Vercel Investigates Security Breach After Hacker Claims Data Theft
**Vercel**, the cloud development platform known for **Next.js**, is investigating a security incident following claims by a threat actor that its systems were breached and sensitive data was stolen. The company is working with incident response experts and law enforcement to assess the scope and impact of the breach.

**Vercel**, a popular cloud platform providing hosting and deployment infrastructure for developers, has disclosed a security incident after a threat actor claimed unauthorized access to its systems.
Vercel is widely recognized for its development of **Next.js**, a widely used React framework, and its suite of services including serverless functions, edge computing, and CI/CD pipelines.
### Security Bulletin
In a security bulletin published today, **Vercel** stated that a limited subset of customers was affected by the breach.
"We've identified a security incident that involved unauthorized access to certain internal Vercel systems," **Vercel** warns. The company is actively investigating, has engaged incident response experts, and has notified law enforcement. They assure that services remain unaffected and are working directly with impacted customers.
**Vercel** is advising customers to review environment variables, utilize its sensitive environment variable feature, and rotate secrets as needed.
### Hacker Claims and Allegations
The disclosure follows a post on a hacking forum by a threat actor claiming to be "**ShinyHunters**," offering access to allegedly stolen **Vercel** data.
It's important to note that individuals linked to recent attacks attributed to the **ShinyHunters** extortion group have denied involvement in this incident to BleepingComputer.
The hacker claims to be selling access keys, source code, database data, internal deployments, and API keys, including **NPM** and **GitHub** tokens.

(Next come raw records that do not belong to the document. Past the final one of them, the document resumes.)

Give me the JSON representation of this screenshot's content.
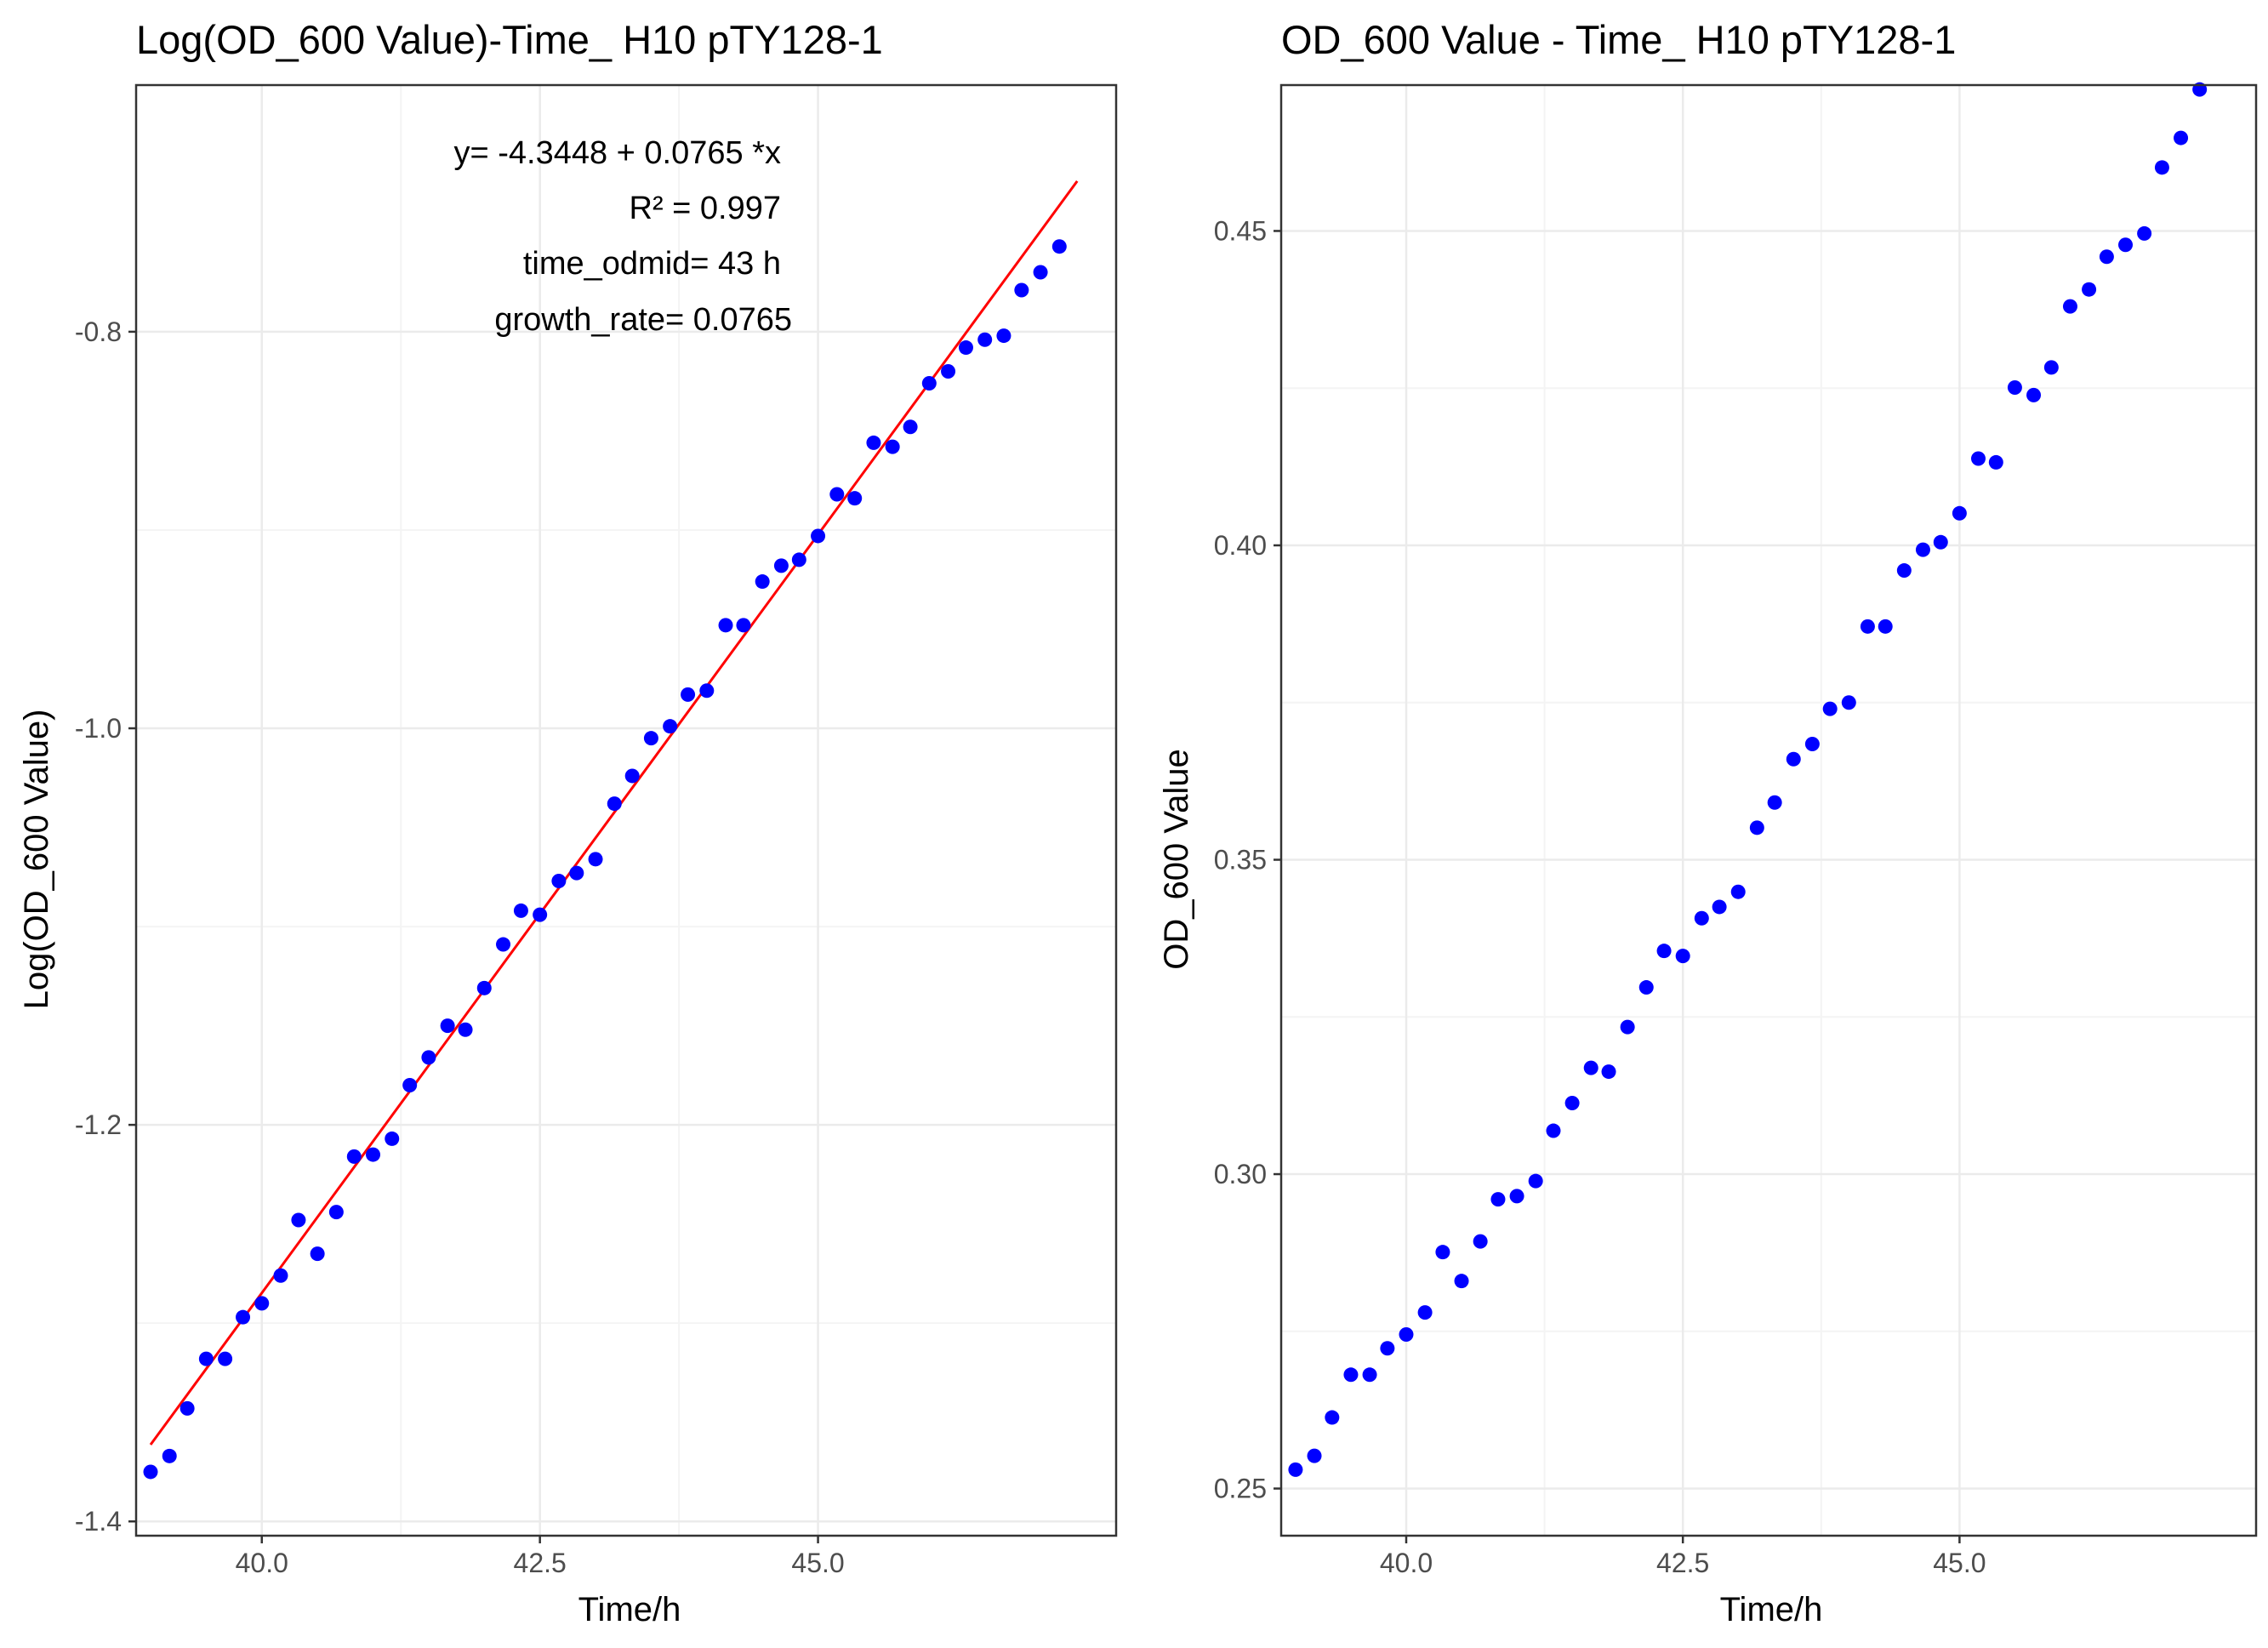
{
  "colors": {
    "points": "#0000ff",
    "fit_line": "#ff0000",
    "grid_major": "#ebebeb",
    "grid_minor": "#f4f4f4",
    "panel_border": "#333333",
    "tick_text": "#4d4d4d"
  },
  "chart_data": [
    {
      "type": "scatter",
      "title": "Log(OD_600 Value)-Time_ H10 pTY128-1",
      "xlabel": "Time/h",
      "ylabel": "Log(OD_600 Value)",
      "xlim": [
        38.87,
        47.68
      ],
      "ylim": [
        -1.4072,
        -0.6756
      ],
      "xticks": [
        40.0,
        42.5,
        45.0
      ],
      "xtick_labels": [
        "40.0",
        "42.5",
        "45.0"
      ],
      "yticks": [
        -1.4,
        -1.2,
        -1.0,
        -0.8
      ],
      "ytick_labels": [
        "-1.4",
        "-1.2",
        "-1.0",
        "-0.8"
      ],
      "grid": true,
      "annotations": [
        "y= -4.3448 + 0.0765 *x",
        "R² = 0.997",
        "time_odmid= 43 h",
        "growth_rate= 0.0765"
      ],
      "fit_line": {
        "intercept": -4.3448,
        "slope": 0.0765,
        "x_range": [
          39.0,
          47.33
        ]
      },
      "series": [
        {
          "x": [
            39.0,
            39.17,
            39.33,
            39.5,
            39.67,
            39.83,
            40.0,
            40.17,
            40.33,
            40.5,
            40.67,
            40.83,
            41.0,
            41.17,
            41.33,
            41.5,
            41.67,
            41.83,
            42.0,
            42.17,
            42.33,
            42.5,
            42.67,
            42.83,
            43.0,
            43.17,
            43.33,
            43.5,
            43.67,
            43.83,
            44.0,
            44.17,
            44.33,
            44.5,
            44.67,
            44.83,
            45.0,
            45.17,
            45.33,
            45.5,
            45.67,
            45.83,
            46.0,
            46.17,
            46.33,
            46.5,
            46.67,
            46.83,
            47.0,
            47.17
          ],
          "y": [
            -1.375,
            -1.367,
            -1.343,
            -1.318,
            -1.318,
            -1.297,
            -1.29,
            -1.276,
            -1.248,
            -1.265,
            -1.244,
            -1.216,
            -1.215,
            -1.207,
            -1.18,
            -1.166,
            -1.15,
            -1.152,
            -1.131,
            -1.109,
            -1.092,
            -1.094,
            -1.077,
            -1.073,
            -1.066,
            -1.038,
            -1.024,
            -1.005,
            -0.999,
            -0.983,
            -0.981,
            -0.948,
            -0.948,
            -0.926,
            -0.918,
            -0.915,
            -0.903,
            -0.882,
            -0.884,
            -0.856,
            -0.858,
            -0.848,
            -0.826,
            -0.82,
            -0.808,
            -0.804,
            -0.802,
            -0.779,
            -0.77,
            -0.757
          ]
        }
      ]
    },
    {
      "type": "scatter",
      "title": "OD_600 Value - Time_ H10 pTY128-1",
      "xlabel": "Time/h",
      "ylabel": "OD_600 Value",
      "xlim": [
        38.87,
        47.68
      ],
      "ylim": [
        0.2425,
        0.4732
      ],
      "xticks": [
        40.0,
        42.5,
        45.0
      ],
      "xtick_labels": [
        "40.0",
        "42.5",
        "45.0"
      ],
      "yticks": [
        0.25,
        0.3,
        0.35,
        0.4,
        0.45
      ],
      "ytick_labels": [
        "0.25",
        "0.30",
        "0.35",
        "0.40",
        "0.45"
      ],
      "grid": true,
      "series": [
        {
          "x": [
            39.0,
            39.17,
            39.33,
            39.5,
            39.67,
            39.83,
            40.0,
            40.17,
            40.33,
            40.5,
            40.67,
            40.83,
            41.0,
            41.17,
            41.33,
            41.5,
            41.67,
            41.83,
            42.0,
            42.17,
            42.33,
            42.5,
            42.67,
            42.83,
            43.0,
            43.17,
            43.33,
            43.5,
            43.67,
            43.83,
            44.0,
            44.17,
            44.33,
            44.5,
            44.67,
            44.83,
            45.0,
            45.17,
            45.33,
            45.5,
            45.67,
            45.83,
            46.0,
            46.17,
            46.33,
            46.5,
            46.67,
            46.83,
            47.0,
            47.17
          ],
          "y": [
            0.253,
            0.2552,
            0.2613,
            0.2681,
            0.2681,
            0.2723,
            0.2745,
            0.278,
            0.2876,
            0.283,
            0.2893,
            0.296,
            0.2965,
            0.2989,
            0.3069,
            0.3113,
            0.3169,
            0.3163,
            0.3234,
            0.3297,
            0.3355,
            0.3347,
            0.3407,
            0.3425,
            0.3449,
            0.3551,
            0.3591,
            0.366,
            0.3684,
            0.374,
            0.375,
            0.3871,
            0.3871,
            0.396,
            0.3993,
            0.4005,
            0.4051,
            0.4138,
            0.4132,
            0.4251,
            0.4239,
            0.4283,
            0.438,
            0.4407,
            0.4459,
            0.4478,
            0.4496,
            0.4601,
            0.4648,
            0.4725
          ]
        }
      ]
    }
  ]
}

"This is just from Linear as proof, but the access I'm about to give you includes multiple employee accounts with access to several internal deployments, API keys (including some NPM tokens and some GitHub tokens)," the forum post reads.

**A screenshot of a forum post shared by the threat actor on Telegram**
The attacker also shared a text file containing information on 580 **Vercel** employees, including names, email addresses, account status, and activity timestamps, along with a screenshot of what appears to be an internal **Vercel** Enterprise dashboard.
BleepingComputer has not independently verified the authenticity of the data or screenshot.
In Telegram messages, the threat actor claimed to have contacted **Vercel** and discussed a potential $2 million ransom demand.
BleepingComputer has reached out to **Vercel** for clarification regarding the exposed data, credentials, and ransom negotiations, and will provide updates as they become available.